Kenarangi Taiebe, Bakhshi Enayatolah, InanlooRahatloo Kolsoum, Biglarian Akbar
Department of Biostatistics and Epidemiology, University of Social Welfare and Rehabilitation Sciences, Tehran, Iran.
Department of cell and molecular biology, school of biology, college of science, university of Tehran, Tehran, Iran.
Gastroenterol Hepatol Bed Bench. 2022;15(4):387-394. doi: 10.22037/ghfbb.v15i4.2488.
This study aimed to detect gene signatures in RNA-sequencing (RNA-seq) data using Pareto-optimal cluster size identification.
RNA-seq has emerged as an important technology for transcriptome profiling in recent years. Gene expression signatures involving tens of genes have been proven to be predictive of disease type and patient response to treatment.
Data related to the liver cancer RNA-seq dataset, which included 35 paired hepatocellular carcinoma (HCC) and non-tumor tissue samples, was used in this study. The differentially expressed genes (DEGs) were identified after performing pre-filtering and normalization. After that, a multi-objective optimization technique, namely multi-objective optimization for collecting cluster alternatives (MOCCA), was used to discover the Pareto-optimal cluster size for these DEGs. Then, the k-means clustering method was performed on the RNA-seq data. The best cluster, as a signature for the disease, was found by calculating the average Spearman's correlation score of all genes in the module in a pair-wise manner. All analyses were performed in the R 4.1.1 package in virtual space with 100 Gb of RAM memory.
Using MOCCA, eight Pareto-optimal clusters were obtained. Ultimately, two clusters with the greatest average Spearman's correlation coefficient scores were chosen as gene signatures. Eleven prognostic genes involved in HCC's abnormal metabolism were identified. In addition, three differentially expressed pathways were identified between tumor and non-tumor tissues.

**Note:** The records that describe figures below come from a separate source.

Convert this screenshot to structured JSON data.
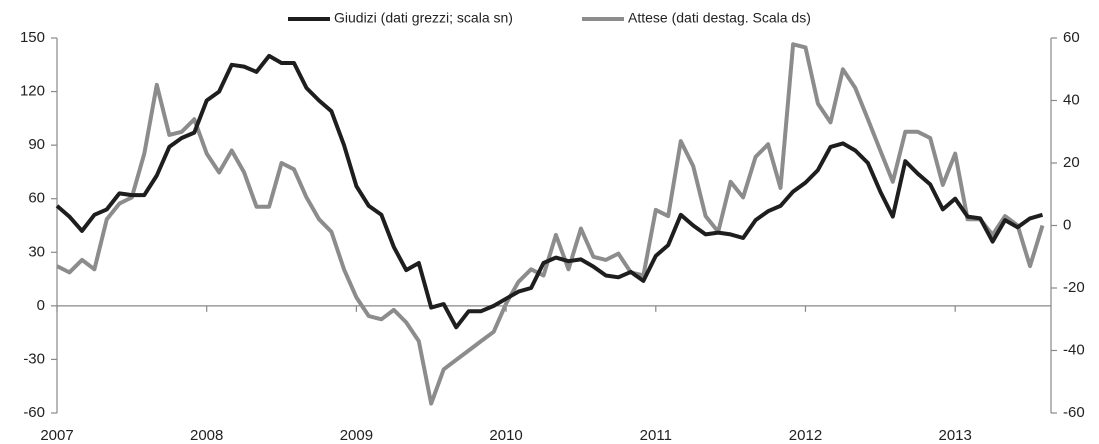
{
  "chart_data": {
    "type": "line",
    "x": [
      2007.0,
      2007.083,
      2007.167,
      2007.25,
      2007.333,
      2007.417,
      2007.5,
      2007.583,
      2007.667,
      2007.75,
      2007.833,
      2007.917,
      2008.0,
      2008.083,
      2008.167,
      2008.25,
      2008.333,
      2008.417,
      2008.5,
      2008.583,
      2008.667,
      2008.75,
      2008.833,
      2008.917,
      2009.0,
      2009.083,
      2009.167,
      2009.25,
      2009.333,
      2009.417,
      2009.5,
      2009.583,
      2009.667,
      2009.75,
      2009.833,
      2009.917,
      2010.0,
      2010.083,
      2010.167,
      2010.25,
      2010.333,
      2010.417,
      2010.5,
      2010.583,
      2010.667,
      2010.75,
      2010.833,
      2010.917,
      2011.0,
      2011.083,
      2011.167,
      2011.25,
      2011.333,
      2011.417,
      2011.5,
      2011.583,
      2011.667,
      2011.75,
      2011.833,
      2011.917,
      2012.0,
      2012.083,
      2012.167,
      2012.25,
      2012.333,
      2012.417,
      2012.5,
      2012.583,
      2012.667,
      2012.75,
      2012.833,
      2012.917,
      2013.0,
      2013.083,
      2013.167,
      2013.25,
      2013.333,
      2013.417,
      2013.5,
      2013.583
    ],
    "series": [
      {
        "name": "Giudizi (dati grezzi; scala sn)",
        "color": "#1e1e1e",
        "values": [
          56,
          50,
          42,
          51,
          54,
          63,
          62,
          62,
          73,
          89,
          94,
          97,
          115,
          120,
          135,
          134,
          131,
          140,
          136,
          136,
          122,
          115,
          109,
          90,
          67,
          56,
          51,
          33,
          20,
          24,
          -1,
          1,
          -12,
          -3,
          -3,
          0,
          4,
          8,
          10,
          24,
          27,
          25,
          26,
          22,
          17,
          16,
          19,
          14,
          28,
          34,
          51,
          45,
          40,
          41,
          40,
          38,
          48,
          53,
          56,
          64,
          69,
          76,
          89,
          91,
          87,
          80,
          64,
          50,
          81,
          74,
          68,
          54,
          60,
          50,
          49,
          36,
          48,
          44,
          49,
          51
        ]
      },
      {
        "name": "Attese (dati destag. Scala ds)",
        "color": "#8c8c8c",
        "axis": "y2",
        "values": [
          -13,
          -15,
          -11,
          -14,
          2,
          7,
          9,
          23,
          45,
          29,
          30,
          34,
          23,
          17,
          24,
          17,
          6,
          6,
          20,
          18,
          9,
          2,
          -2,
          -14,
          -23,
          -29,
          -30,
          -27,
          -31,
          -37,
          -57,
          -46,
          -43,
          -40,
          -37,
          -34,
          -25,
          -18,
          -14,
          -16,
          -3,
          -14,
          -1,
          -10,
          -11,
          -9,
          -15,
          -16,
          5,
          3,
          27,
          19,
          3,
          -2,
          14,
          9,
          22,
          26,
          12,
          58,
          57,
          39,
          33,
          50,
          44,
          34,
          24,
          14,
          30,
          30,
          28,
          13,
          23,
          2,
          2,
          -3,
          3,
          0,
          -13,
          0
        ]
      }
    ],
    "xlim": [
      2007,
      2013.64
    ],
    "xticks": [
      2007,
      2008,
      2009,
      2010,
      2011,
      2012,
      2013
    ],
    "ylim": [
      -60,
      150
    ],
    "yticks": [
      -60,
      -30,
      0,
      30,
      60,
      90,
      120,
      150
    ],
    "y2lim": [
      -60,
      60
    ],
    "y2ticks": [
      -60,
      -40,
      -20,
      0,
      20,
      40,
      60
    ],
    "grid": false
  }
}
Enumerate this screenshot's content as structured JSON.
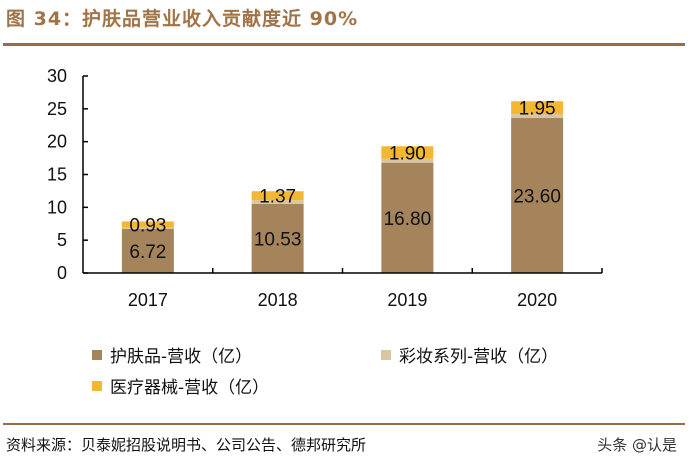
{
  "title": "图 34：护肤品营业收入贡献度近 90%",
  "source": "资料来源：贝泰妮招股说明书、公司公告、德邦研究所",
  "watermark": "头条 @认是",
  "chart_data": {
    "type": "bar",
    "stacked": true,
    "categories": [
      "2017",
      "2018",
      "2019",
      "2020"
    ],
    "ylim": [
      0,
      30
    ],
    "yticks": [
      "0",
      "5",
      "10",
      "15",
      "20",
      "25",
      "30"
    ],
    "grid": false,
    "legend_position": "bottom",
    "series": [
      {
        "name": "护肤品-营收（亿）",
        "values": [
          6.72,
          10.53,
          16.8,
          23.6
        ],
        "labels": [
          "6.72",
          "10.53",
          "16.80",
          "23.60"
        ],
        "color": "#A6845B"
      },
      {
        "name": "彩妆系列-营收（亿）",
        "values": [
          0.2,
          0.55,
          0.6,
          0.6
        ],
        "color": "#D8C6A0"
      },
      {
        "name": "医疗器械-营收（亿）",
        "values": [
          0.93,
          1.37,
          1.9,
          1.95
        ],
        "labels": [
          "0.93",
          "1.37",
          "1.90",
          "1.95"
        ],
        "color": "#F4B731"
      }
    ]
  }
}
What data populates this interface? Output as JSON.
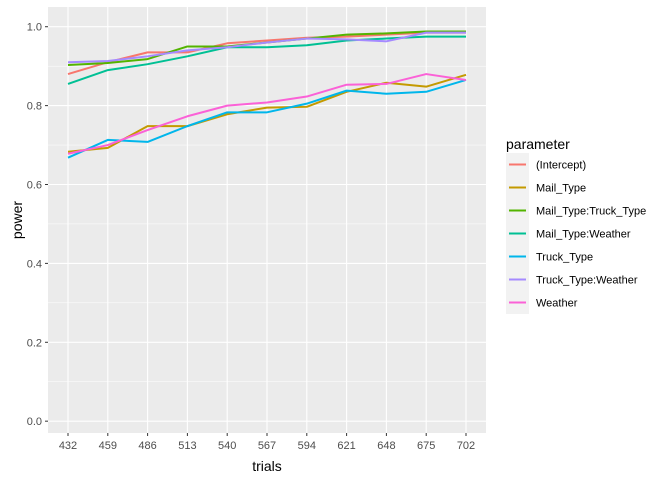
{
  "chart_data": {
    "type": "line",
    "xlabel": "trials",
    "ylabel": "power",
    "x": [
      432,
      459,
      486,
      513,
      540,
      567,
      594,
      621,
      648,
      675,
      702
    ],
    "x_ticks": [
      "432",
      "459",
      "486",
      "513",
      "540",
      "567",
      "594",
      "621",
      "648",
      "675",
      "702"
    ],
    "y_ticks": [
      "0.0",
      "0.2",
      "0.4",
      "0.6",
      "0.8",
      "1.0"
    ],
    "ylim": [
      -0.03,
      1.05
    ],
    "grid": true,
    "legend_title": "parameter",
    "legend_position": "right",
    "series": [
      {
        "name": "(Intercept)",
        "color": "#F8766D",
        "values": [
          0.88,
          0.91,
          0.935,
          0.935,
          0.958,
          0.965,
          0.972,
          0.975,
          0.98,
          0.985,
          0.985
        ]
      },
      {
        "name": "Mail_Type",
        "color": "#C49A00",
        "values": [
          0.683,
          0.693,
          0.748,
          0.748,
          0.778,
          0.795,
          0.797,
          0.835,
          0.858,
          0.848,
          0.878
        ]
      },
      {
        "name": "Mail_Type:Truck_Type",
        "color": "#53B400",
        "values": [
          0.903,
          0.908,
          0.918,
          0.95,
          0.95,
          0.96,
          0.97,
          0.98,
          0.983,
          0.988,
          0.988
        ]
      },
      {
        "name": "Mail_Type:Weather",
        "color": "#00C094",
        "values": [
          0.855,
          0.89,
          0.905,
          0.925,
          0.948,
          0.948,
          0.953,
          0.965,
          0.97,
          0.975,
          0.975
        ]
      },
      {
        "name": "Truck_Type",
        "color": "#00B6EB",
        "values": [
          0.668,
          0.713,
          0.708,
          0.748,
          0.783,
          0.783,
          0.805,
          0.838,
          0.83,
          0.835,
          0.865
        ]
      },
      {
        "name": "Truck_Type:Weather",
        "color": "#A58AFF",
        "values": [
          0.91,
          0.913,
          0.925,
          0.94,
          0.948,
          0.96,
          0.97,
          0.968,
          0.963,
          0.985,
          0.985
        ]
      },
      {
        "name": "Weather",
        "color": "#FB61D7",
        "values": [
          0.678,
          0.7,
          0.738,
          0.773,
          0.8,
          0.808,
          0.823,
          0.853,
          0.855,
          0.88,
          0.865
        ]
      }
    ]
  }
}
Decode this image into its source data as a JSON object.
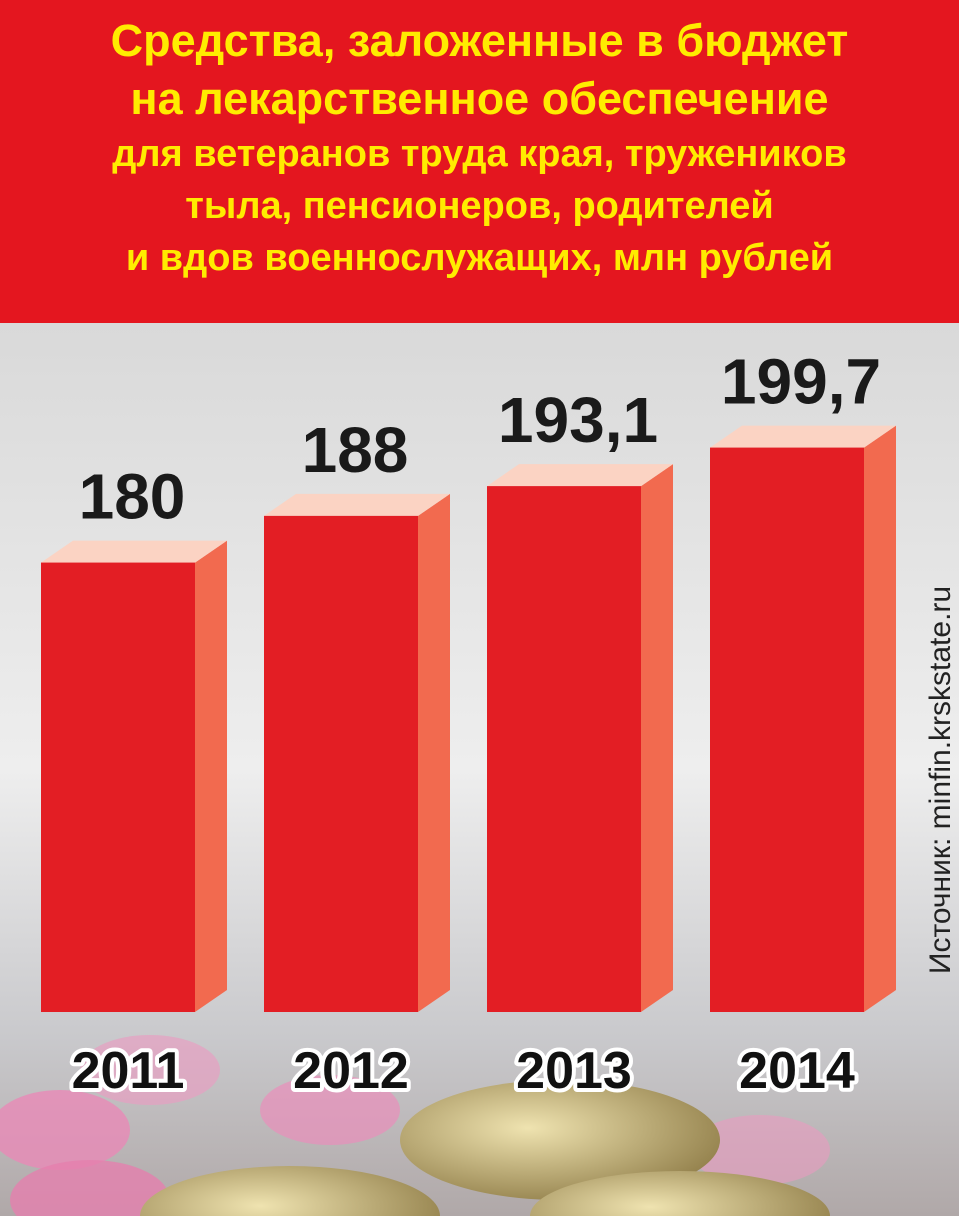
{
  "chart_data": {
    "type": "bar3d",
    "title": "Средства, заложенные в бюджет\nна лекарственное обеспечение",
    "subtitle": "для ветеранов труда края, тружеников\nтыла, пенсионеров, родителей\nи вдов военнослужащих, млн рублей",
    "categories": [
      "2011",
      "2012",
      "2013",
      "2014"
    ],
    "values": [
      180,
      188,
      193.1,
      199.7
    ],
    "value_labels": [
      "180",
      "188",
      "193,1",
      "199,7"
    ],
    "ylim": [
      103,
      250
    ],
    "color": "#e31e24",
    "source": "Источник: minfin.krskstate.ru"
  }
}
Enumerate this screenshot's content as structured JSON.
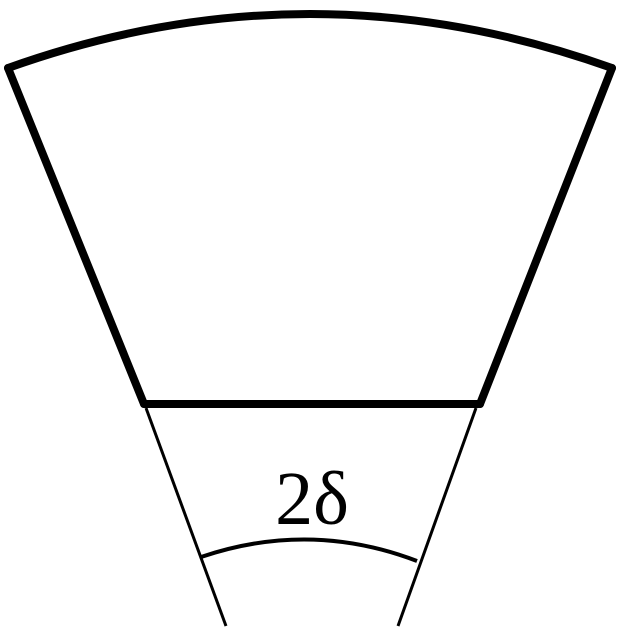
{
  "diagram": {
    "angle_label": "2δ",
    "colors": {
      "stroke": "#000000",
      "background": "#ffffff"
    }
  }
}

These identified metabolic prognostic genes help us to provide more powerful prognostic information and enhance survival prediction for HCC patients. In addition, Pareto-optimal cluster size identification is suggested for gene signature in other RNA-Seq data.
本研究旨在利用帕累托最优聚类大小识别方法检测RNA测序(RNA-seq)数据中的基因特征。
近年来,RNA-seq已成为转录组分析的一项重要技术。涉及数十个基因的基因表达特征已被证明可预测疾病类型和患者对治疗的反应。
本研究使用了与肝癌RNA-seq数据集相关的数据,该数据集包括35对肝细胞癌(HCC)和非肿瘤组织样本。在进行预过滤和标准化后,识别差异表达基因(DEG)。之后,使用一种多目标优化技术,即收集聚类备选方案的多目标优化(MOCCA),来发现这些DEG的帕累托最优聚类大小。然后,对RNA-seq数据进行k均值聚类方法。通过成对计算模块中所有基因的平均斯皮尔曼相关得分,找到最佳聚类作为疾病的特征。所有分析均在具有100 Gb随机存取存储器的虚拟空间中的R 4.1.1软件包中进行。
使用MOCCA获得了8个帕累托最优聚类。最终,选择平均斯皮尔曼相关系数得分最高的两个聚类作为基因特征。鉴定出11个与HCC异常代谢相关的预后基因。此外,在肿瘤组织和非肿瘤组织之间鉴定出3条差异表达途径。
这些鉴定出的代谢预后基因有助于我们提供更强大的预后信息,并增强对HCC患者的生存预测。此外,建议在其他RNA-Seq数据中对基因特征进行帕累托最优聚类大小识别。